Les musulmans votent Mélenchon. Quelques sondages sur des sites électroniques communautaires donnent effectivement une ample préférence des musulmans de France pour le candidat du Front de gauche. L'homme étant un laïc qui soutient la loi anti-nounous voilées - qui interdit aux assistantes maternelles le port du voile à leur domicile pendant leurs heures de travail -, cette préférence n'a rien de religieux.

Le «laïcard» Jean-Luc Mélenchon apparaît clairement à ces personnes sondées comme celui qui ne développe pas de discours agressif contre les musulmans, agressivité qu'il réserve à la droite et à l'extrême droite. Mélenchon n'est pas le candidat des musulmans, mais les sondages, au demeurant d'une ampleur très limitée, le placent comme candidat le plus acceptable pour eux. Cette préférence pour Mélenchon peut être lue comme une réaction de rejet à la campagne outrageusement antimusulmane de Nicolas Sarkozy qui a cédé à la thématique de l'extrême droite en faisait du «halal» un sujet majeur. Pourtant, cette perception doit être fortement nuancée. C'est surtout le discours politique et social de Mélenchon qui «marche», les musulmans faisant partie dans leur immense majorité des classes défavorisées qui ont frémi au discours «rouge» du candidat du Front de gauche. On est clairement dans un vote politique qui ne déroge pas à une tendance de l'électorat populaire français.

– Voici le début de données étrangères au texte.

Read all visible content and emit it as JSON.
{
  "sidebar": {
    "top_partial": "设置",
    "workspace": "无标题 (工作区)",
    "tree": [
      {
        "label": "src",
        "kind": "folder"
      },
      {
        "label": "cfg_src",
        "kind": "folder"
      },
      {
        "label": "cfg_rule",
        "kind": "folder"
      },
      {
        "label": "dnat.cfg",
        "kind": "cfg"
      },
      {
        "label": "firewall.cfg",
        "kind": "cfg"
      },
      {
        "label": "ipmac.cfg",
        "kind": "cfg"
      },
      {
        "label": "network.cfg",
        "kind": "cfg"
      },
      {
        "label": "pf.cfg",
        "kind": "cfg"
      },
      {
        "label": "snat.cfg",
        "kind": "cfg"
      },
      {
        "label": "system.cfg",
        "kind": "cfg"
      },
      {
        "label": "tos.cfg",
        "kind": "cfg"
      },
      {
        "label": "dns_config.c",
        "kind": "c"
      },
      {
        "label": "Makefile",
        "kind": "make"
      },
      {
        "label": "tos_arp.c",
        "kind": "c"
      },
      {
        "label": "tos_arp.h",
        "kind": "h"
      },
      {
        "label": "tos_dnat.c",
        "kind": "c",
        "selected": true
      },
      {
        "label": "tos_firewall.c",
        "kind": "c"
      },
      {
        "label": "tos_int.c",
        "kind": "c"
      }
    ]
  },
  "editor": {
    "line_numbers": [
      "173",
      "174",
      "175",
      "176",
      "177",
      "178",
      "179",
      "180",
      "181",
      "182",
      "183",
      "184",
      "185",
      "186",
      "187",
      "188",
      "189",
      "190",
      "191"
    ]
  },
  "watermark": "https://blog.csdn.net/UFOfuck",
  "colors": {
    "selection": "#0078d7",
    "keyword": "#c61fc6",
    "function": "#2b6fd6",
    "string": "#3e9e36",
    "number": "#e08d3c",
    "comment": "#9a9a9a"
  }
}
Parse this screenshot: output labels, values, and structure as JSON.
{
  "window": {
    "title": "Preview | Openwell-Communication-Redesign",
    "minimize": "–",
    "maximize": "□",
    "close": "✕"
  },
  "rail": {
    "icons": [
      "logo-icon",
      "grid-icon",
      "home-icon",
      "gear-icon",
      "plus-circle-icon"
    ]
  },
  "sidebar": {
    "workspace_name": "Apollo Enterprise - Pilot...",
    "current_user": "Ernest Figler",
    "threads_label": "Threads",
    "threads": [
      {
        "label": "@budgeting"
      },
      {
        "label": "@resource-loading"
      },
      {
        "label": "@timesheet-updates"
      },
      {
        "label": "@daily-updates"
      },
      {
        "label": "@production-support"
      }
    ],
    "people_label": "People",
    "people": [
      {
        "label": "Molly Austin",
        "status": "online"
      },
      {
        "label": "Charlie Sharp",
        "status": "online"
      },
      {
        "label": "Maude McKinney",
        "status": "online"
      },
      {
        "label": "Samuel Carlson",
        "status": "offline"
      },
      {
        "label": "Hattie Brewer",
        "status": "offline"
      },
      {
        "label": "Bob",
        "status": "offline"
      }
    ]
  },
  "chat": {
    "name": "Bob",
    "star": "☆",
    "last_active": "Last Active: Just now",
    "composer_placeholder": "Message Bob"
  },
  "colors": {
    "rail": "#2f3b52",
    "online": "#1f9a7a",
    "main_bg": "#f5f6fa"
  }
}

 Mélenchon peut être tout, sauf l'incarnation d'un vote communautaire musulman ou théologique. Tout le monde sait qu'il n'existe pas de «vote musulman» en France alors qu'il existe un vote arménien pour ne citer que celui-là. Aucune consigne de vote publique ou souterraine n'incite les musulmans à faire un choix entre les candidatures. On a au mieux une incitation à voter. C'est tant mieux! Il faut observer néanmoins un grand paradoxe. Les musulmans n'ont pas d'existence politique organisée mais ils sont pourtant, et depuis des décennies, le charbon de tous les discours démagogiques de l'extrême droite à la droite présumée honorable. Et d'une manière générale, ils sont constamment mis sur la sellette des médias qui s'abreuvent de tout pour les stigmatiser, y compris de faits divers. Etant entendu qu'un acte répréhensible commis par un individu présumé musulman retombe indubitablement sur l'ensemble des musulmans de France.

La communauté musulmane n'existe pas en tant que force organisée en France - ni le CFCM ni la Mosquée de Paris ne peuvent prétendre à ce rôle -, mais les musulmans sont constamment au centre des discussions. Jusqu'à la ridicule mode du «complot du halal» qui a agité la campagne électorale présidentielle. Taper sur les musulmans, c'est facile. Et ceux qui le font croient, en insultant au passage l'intelligence des électeurs français, que cela peut rapporter gros. Cela leur évite de s'appesantir sur les inégalités économiques et sociales qui s'approfondissent, sur les politiques publiques qui servent les minorités de nantis et sur un pouvoir d'achat en berne alors qu'il était la priorité politique apparente.

Si les musulmans étaient mieux organisés, parlerait-on autant d'eux ? S'ils avaient la capacité de peser sur le vote comme le font d'autres communautés, les politiciens oseraient-ils tenir de tels discours islamophobes et racistes ? Ces questions méritent d'être posées. Et au fond, elles sont dans l'air. Le vote musulman n'existe pas mais les islamophobes et les démagogues de France et d'ailleurs vont finir par en créer la nécessité et le forcer à se cristalliser.